The simple act of whether to fire a missile becomes the basis for a very well-strung thriller as the ethical, military and legal consequences are considered and the buck passed as the danger of letting terrorists perpetrate a major suicide attack grows.

There’s only one scene that contains any real action per se, and that’s when Jama is compromised and has to run for his life through the dusty streets and hide. Other than that Eye in the Sky accomplishes something extremely clever in delivering a tightly wound thriller simply using people in rooms talking on phones, none of them facing any physical peril directly (undoubtedly part of the sociopolitical comment to be made about drone warfare).

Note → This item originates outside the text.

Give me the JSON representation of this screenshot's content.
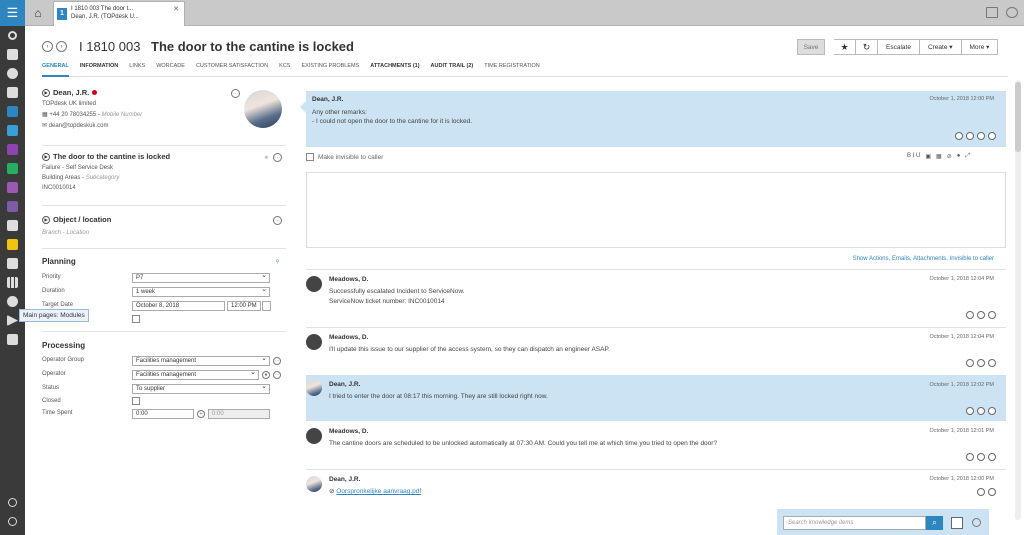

And while it’s talking about drones as a social and political issue, it manages to use the action to show you what seems to be one of the most realistic movies about modern warfare in ages. It’s about the machinations of chains of command and communication, the gamification and technology of warfare (in the sequence where they calculate the damage radius and likely mortality rate of the strike using on-screen graphics) and the implications for it all on military policy.

In presenting such a serious topic it’s not even afraid to mix ticking-clock tension with absurdist humour, such as when the British delegation are trying to get hold of the foreign minister at a weapons fair in Asia when he’s become sick from the local food and plays his part in the drama while sitting on the hotel bathroom toilet.

To its endless credit there’s also no clear bad guy (apart from the suicide bombers). Even the MP in the room with Benson and the minister who seems obstructive has a job to do and a perspective to offer, and the script is sophisticated enough to pit legitimate points of view by intelligent people against each other rather than paint anyone as a monster or an idiot to ham-fistedly make you agree with someone else.

And on top of all that there’s some great writing – not just in the military jargon but lines of profundity that really fit into the story rather than jar because some screenwriter was too in love with his own cleverness.

The drama and thrills are also provided by a quite Bond-like, almost glamourous sense of globetrotting as the action cuts between a dusty street crawling with low-tech soldiers, a military installation full of blinking lights and screens, a plush meeting room in a government office and a cold drone pilot cell on an air force base and back again.

There’s very little in the script that doesn’t work and Gavin Hood’s direction confidently conveys a very well constructed script, every piece hanging on every other.

If you really want to find fault, it might be the American who takes his finger off the trigger when the girl enters the likely kill zone, contravening a direct order while doing so. Many in the military will tell you it’s actually in the culture of the American armed forces in the post-War on Terror world to blow away anything moving at the slightest encouragement.